Sucrose is 50% fructose, 50% glucose. HFCS has from 42-55% fructose (there are grades), the rest being glucose (well some 25% of HFCS is water, but simplifying to the nutritive parts)

In the body it's literally all the same with minor variations in ratios. Indeed, the revered Mexican coke with cane sugar...the sucrose is broken down to component glucose and fructose in the acidic environment [1], exactly as happens with HFCS variants, and it would have been the moment it hit your digestive tract anyways.

There is zero scientific justification for the weird focus on HFCS. Yes, glucose and grossly excessive amounts of fructose are a serious problem. Especially in forms that rapidly get absorbed and go off like a glucose bomb -- our bodies are not adapted to the extremely rapid intake of glucose forms of food we eat now, including ultra-processed foods fill with refined carbs.

The #1 source of glucose in most diets is white breads, rices and so on.
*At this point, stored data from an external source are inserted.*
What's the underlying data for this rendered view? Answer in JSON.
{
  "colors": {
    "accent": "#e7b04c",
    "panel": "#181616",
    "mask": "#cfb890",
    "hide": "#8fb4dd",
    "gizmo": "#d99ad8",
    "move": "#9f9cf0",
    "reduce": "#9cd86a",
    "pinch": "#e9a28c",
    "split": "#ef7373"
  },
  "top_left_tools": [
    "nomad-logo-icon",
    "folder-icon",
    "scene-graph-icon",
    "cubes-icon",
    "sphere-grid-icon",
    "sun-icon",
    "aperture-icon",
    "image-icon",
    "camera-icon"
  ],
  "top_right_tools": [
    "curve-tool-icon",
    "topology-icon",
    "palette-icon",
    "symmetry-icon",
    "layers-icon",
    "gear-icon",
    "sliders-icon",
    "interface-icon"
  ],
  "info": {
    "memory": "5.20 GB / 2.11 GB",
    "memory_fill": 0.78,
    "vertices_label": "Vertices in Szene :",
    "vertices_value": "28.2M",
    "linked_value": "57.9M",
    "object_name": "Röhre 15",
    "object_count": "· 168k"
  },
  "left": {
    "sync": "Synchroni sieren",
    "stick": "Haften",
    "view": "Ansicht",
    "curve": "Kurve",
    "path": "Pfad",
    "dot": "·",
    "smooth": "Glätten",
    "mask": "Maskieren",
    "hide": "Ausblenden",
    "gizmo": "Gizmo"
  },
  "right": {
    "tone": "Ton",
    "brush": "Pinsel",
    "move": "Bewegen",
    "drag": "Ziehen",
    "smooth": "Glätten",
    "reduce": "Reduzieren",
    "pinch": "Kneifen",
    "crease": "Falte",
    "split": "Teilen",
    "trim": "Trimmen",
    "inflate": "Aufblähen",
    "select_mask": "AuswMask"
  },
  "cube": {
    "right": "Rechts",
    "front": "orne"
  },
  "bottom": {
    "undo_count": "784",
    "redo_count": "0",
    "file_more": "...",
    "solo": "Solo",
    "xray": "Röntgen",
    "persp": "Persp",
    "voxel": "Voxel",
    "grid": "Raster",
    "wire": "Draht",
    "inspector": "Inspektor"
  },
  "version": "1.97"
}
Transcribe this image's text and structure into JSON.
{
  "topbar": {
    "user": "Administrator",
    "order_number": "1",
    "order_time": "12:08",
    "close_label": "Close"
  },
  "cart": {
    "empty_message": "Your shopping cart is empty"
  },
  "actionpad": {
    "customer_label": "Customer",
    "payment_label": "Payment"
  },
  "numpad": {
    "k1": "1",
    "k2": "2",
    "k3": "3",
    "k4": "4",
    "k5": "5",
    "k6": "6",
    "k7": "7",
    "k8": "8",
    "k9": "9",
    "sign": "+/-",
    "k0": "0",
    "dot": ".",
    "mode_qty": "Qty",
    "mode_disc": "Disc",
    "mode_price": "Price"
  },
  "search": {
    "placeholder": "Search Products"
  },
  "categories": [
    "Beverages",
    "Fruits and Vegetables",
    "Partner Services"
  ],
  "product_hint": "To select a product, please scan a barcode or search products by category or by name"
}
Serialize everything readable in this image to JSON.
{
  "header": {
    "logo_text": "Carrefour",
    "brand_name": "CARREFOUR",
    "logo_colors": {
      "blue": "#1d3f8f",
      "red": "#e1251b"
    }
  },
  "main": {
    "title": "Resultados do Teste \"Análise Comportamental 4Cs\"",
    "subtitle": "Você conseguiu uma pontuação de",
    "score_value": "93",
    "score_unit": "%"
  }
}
White flour is 60-80% starch, while white rice pushes 90% starch. Starch is strings of glucose molecules, and indeed enzymes turn that starch to free glucose almost immediately when eaten. So from a glucose perspective flour is much worse than an equal amount of sugar.

And of course nutritive sweeteners in all their forms should be avoided. But table sugar isn't more wholesome or better than HFCS.